Era flaco, desgarbado, pobre, desdentado, rosarino y excesivamente inquieto, pero hacía canciones más que decentes. Hace ahora veinte años, Fito Páez no tenía aún veinte años, pero había en él algo que llamaba la atención, un oficio de compositor y letrista por momentos deslumbrante. A partir del momento en el que ingresó al circuito musical porteño, que con rapidez reconocería su talento, debió afrontar un proceso siempre complejo: crecer en público. El crecimiento fue veloz: aquel pibito de la banda de Juan Carlos Baglietto de 1982 llenaba tres años después el Luna Park, en la presentación de su segundo disco, Giros, sin estrategia alguna de marketing, a fuerza del único capital que tenía, sus temas. Charly García lo llamó para formar parte de su banda en la accidentada era de la grabación de Piano Bar. Luis Alberto Spinetta le propuso un año después hacer un disco juntos, y ese disco fue La, la, la. Charly y Luis eran, y son, sus ídolos.
El público lo sabe: un loco asesinó a lo que quedaba de su familia, Páez grabó Ciudad de pobres corazones como un exabrupto y a partir de ahí su figura fue central para la música argentina de los ‘80. El rock ya le quedaba chico, pero no la cultura del rock, de la que formaba y forma parte. Páez fue una esponja, de ahí en más, y un niño mimado de la prensa y el resto de los músicos, salvo aquellos que lo envidiaban. Que, en rigor, envidiaban su talento. Al cambiar la década, en medio de la hiperinflación y de la huida del gobierno de Raúl Alfonsín, el sello para el que siempre había grabado le devolvió el contrato. Le dijo que su prestigio no estaba en discusión, pero que los sellos necesitan artistas que vendan muchos discos.

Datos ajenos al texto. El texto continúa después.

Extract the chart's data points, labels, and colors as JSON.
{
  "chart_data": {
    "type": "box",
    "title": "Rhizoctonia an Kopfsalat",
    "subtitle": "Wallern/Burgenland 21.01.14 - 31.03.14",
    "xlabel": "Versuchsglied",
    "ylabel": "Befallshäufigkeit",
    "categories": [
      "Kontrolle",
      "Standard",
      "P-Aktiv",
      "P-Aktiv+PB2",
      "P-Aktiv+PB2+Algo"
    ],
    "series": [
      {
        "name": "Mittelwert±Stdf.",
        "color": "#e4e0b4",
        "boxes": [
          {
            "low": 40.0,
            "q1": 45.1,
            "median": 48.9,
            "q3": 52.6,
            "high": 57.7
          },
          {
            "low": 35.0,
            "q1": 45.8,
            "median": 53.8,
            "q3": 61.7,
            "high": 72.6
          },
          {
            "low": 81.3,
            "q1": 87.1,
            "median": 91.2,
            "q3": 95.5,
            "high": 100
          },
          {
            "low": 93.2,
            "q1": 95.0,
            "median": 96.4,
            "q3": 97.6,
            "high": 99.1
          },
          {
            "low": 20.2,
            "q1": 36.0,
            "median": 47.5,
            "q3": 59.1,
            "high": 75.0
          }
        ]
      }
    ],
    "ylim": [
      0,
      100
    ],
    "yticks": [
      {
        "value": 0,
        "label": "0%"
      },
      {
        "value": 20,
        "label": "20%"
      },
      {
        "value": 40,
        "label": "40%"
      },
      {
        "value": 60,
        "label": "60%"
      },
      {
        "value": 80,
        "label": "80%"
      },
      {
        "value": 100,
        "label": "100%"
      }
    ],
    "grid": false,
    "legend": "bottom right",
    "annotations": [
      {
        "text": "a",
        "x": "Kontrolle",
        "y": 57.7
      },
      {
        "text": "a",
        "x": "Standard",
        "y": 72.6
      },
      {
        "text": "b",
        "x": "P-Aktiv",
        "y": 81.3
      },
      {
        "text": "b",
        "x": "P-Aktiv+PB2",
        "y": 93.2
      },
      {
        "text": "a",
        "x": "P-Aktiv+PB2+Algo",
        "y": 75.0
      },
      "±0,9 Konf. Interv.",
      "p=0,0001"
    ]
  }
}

Dos años después, Páez se convertía en el artista local más vendedor de discos de la historia del negocio en la Argentina, por el impacto de El amor después del amor, que atribuyó al flash de los inicios de su relación con Cecilia Roth, una actriz con quien había fantaseado cierta vez, mirando una hoy vieja película de Pedro Almodóvar. El resto ya se sabe: se hizo muy famoso, ganó mucha plata, adquirió modos de nuevo rico, gritó de más, encontró enemigos sorprendentes, sobre todo entre los críticos, que jamás perdonan el éxito ajeno. Hoy, de vuelta de todo eso, ya no más pobre, pero tampoco más rico, padre de un niño soñado, Páez tiene la mochila de su vida cargada de canciones, que es lo que siempre ocurrió desde aquel año de Malvinas, y sigue intentando domarlas al cantarlas. Sólo una gigantesca conspiración de sordos puede negarle un lugar destacado en el reducido lote de músicos argentinos que siempre tienen algo interesante que tocar.